Yeah so, if you haven’t already noticed, the Garmin Connect site has been down since yesterday and over-privileged athletes near and far have taken to the web to launch a full-scale hissy fit. It’s kind of hilarious.
And that’s just today. The wahs go on and on and on…
This is something I like to call “first world problems.”
I mean, yeah, it was slightly frustrating that I couldn’t drool over my splits yesterday, but then I poured myself a glass of clean drinking water from the sink in my kitchen, took a hot shower, and then sat down on my comfortable couch with my good-looking husband to watch satellite television and drink beer.
So, a little perspective, eh folks? Not that I don’t complain about stupid things all the time, but this one struck me as particularly absurd. (Although I do love that last entry: COOKIES.)
Anyway, about that beer…
Last night I drank Swamp Ape, a nod to the elusive and stinky creature that is apparently Florida’s answer to the sasquatch.

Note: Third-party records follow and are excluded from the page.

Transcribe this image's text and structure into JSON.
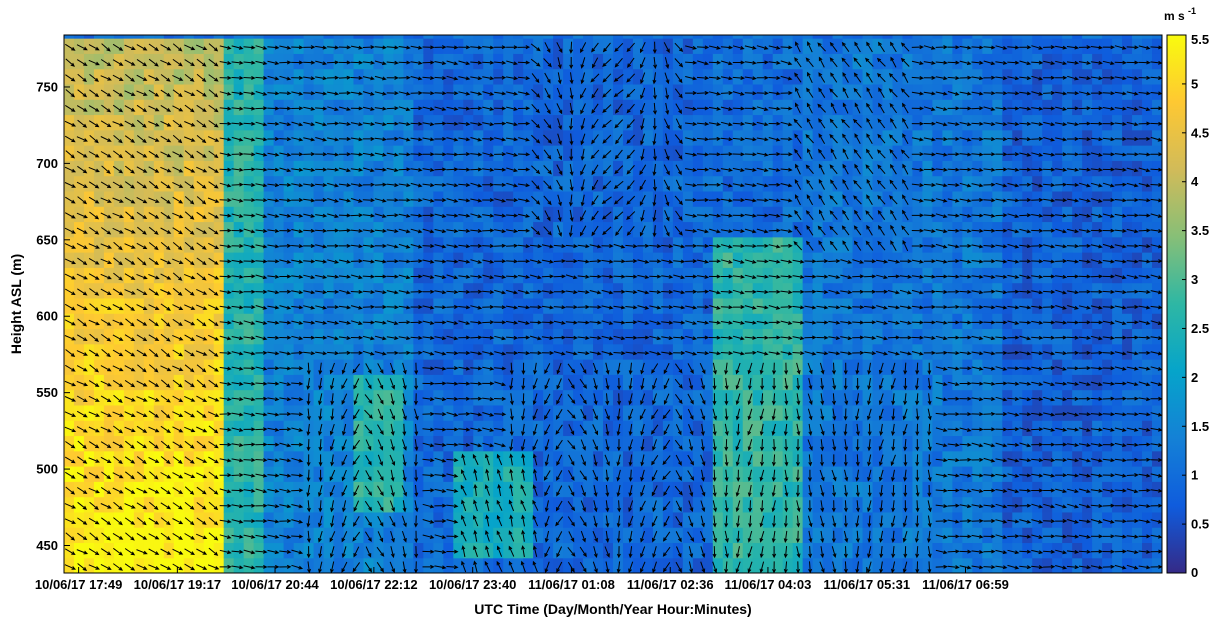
{
  "chart_data": {
    "type": "heatmap",
    "title": "",
    "xlabel": "UTC Time (Day/Month/Year Hour:Minutes)",
    "ylabel": "Height ASL (m)",
    "xlim_hours": [
      17.6,
      33.9
    ],
    "ylim": [
      432,
      784
    ],
    "x_ticks": [
      {
        "label": "10/06/17 17:49",
        "hour": 17.817
      },
      {
        "label": "10/06/17 19:17",
        "hour": 19.283
      },
      {
        "label": "10/06/17 20:44",
        "hour": 20.733
      },
      {
        "label": "10/06/17 22:12",
        "hour": 22.2
      },
      {
        "label": "10/06/17 23:40",
        "hour": 23.667
      },
      {
        "label": "11/06/17 01:08",
        "hour": 25.133
      },
      {
        "label": "11/06/17 02:36",
        "hour": 26.6
      },
      {
        "label": "11/06/17 04:03",
        "hour": 28.05
      },
      {
        "label": "11/06/17 05:31",
        "hour": 29.517
      },
      {
        "label": "11/06/17 06:59",
        "hour": 30.983
      }
    ],
    "y_ticks": [
      450,
      500,
      550,
      600,
      650,
      700,
      750
    ],
    "colorbar": {
      "unit": "m s",
      "unit_exponent": "-1",
      "min": 0,
      "max": 5.5,
      "ticks": [
        "0",
        "0.5",
        "1",
        "1.5",
        "2",
        "2.5",
        "3",
        "3.5",
        "4",
        "4.5",
        "5",
        "5.5"
      ],
      "colormap": "parula",
      "colors": [
        "#352a87",
        "#0f5cdd",
        "#1481d6",
        "#06a4ca",
        "#2eb7a4",
        "#87bf77",
        "#d1bb59",
        "#fec832",
        "#f9fb0e"
      ]
    },
    "grid_spacing_height": 10,
    "speed_regions": [
      {
        "t0": 17.6,
        "t1": 19.9,
        "h0": 432,
        "h1": 784,
        "speed": 5.0,
        "profile": "decreasing_with_height"
      },
      {
        "t0": 19.9,
        "t1": 20.6,
        "h0": 432,
        "h1": 784,
        "speed": 2.6
      },
      {
        "t0": 20.6,
        "t1": 22.8,
        "h0": 432,
        "h1": 784,
        "speed": 1.4
      },
      {
        "t0": 21.9,
        "t1": 22.6,
        "h0": 470,
        "h1": 560,
        "speed": 2.6
      },
      {
        "t0": 22.8,
        "t1": 27.2,
        "h0": 432,
        "h1": 784,
        "speed": 0.9
      },
      {
        "t0": 23.4,
        "t1": 24.6,
        "h0": 440,
        "h1": 510,
        "speed": 2.4
      },
      {
        "t0": 27.2,
        "t1": 28.6,
        "h0": 432,
        "h1": 650,
        "speed": 2.7
      },
      {
        "t0": 28.6,
        "t1": 31.5,
        "h0": 432,
        "h1": 784,
        "speed": 1.2
      },
      {
        "t0": 31.5,
        "t1": 33.9,
        "h0": 432,
        "h1": 784,
        "speed": 0.8
      }
    ],
    "wind_vectors": "direction arrows overlaid on each grid cell: westerly flow aloft, convergent southward arrows near 22:12, 01:08, 02:36 and 04:03-06:00 in the lower layer"
  }
}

This 10% ABV Imperial/Double IPA is intensely sweet with tropical fruit and incredibly smooth; I looked down after a minute and was surprised to find my glass already half empty. (And don’t give me any of that “oh, Marie, but maybe it’s half full!” crap. A half empty beer means the other half is already inside of me and that is never a bad thing.)
This was Beer #2 of Beer Trade #2, and DBR was nice enough to include a second, bonus Swamp Ape in that shipment. (I was tempted to crack that one open last night too, but regained my composure at the last minute and decided to hold onto it).
Running update: weird foot problem is still a problem. It’s frustrating because it doesn’t hurt while I’m running; just after. Kind of like a hangover. Plus, I’m running faster than ever, so it’s been easy to downplay the agony that proceeds it.
But I have to stop being stupid. I need to increase my flexibility and build strength without aggravating the foot. So today, I’m forgoing my Tuesday run in favor of yoga. Hmph. Seems the hippies finally got something right.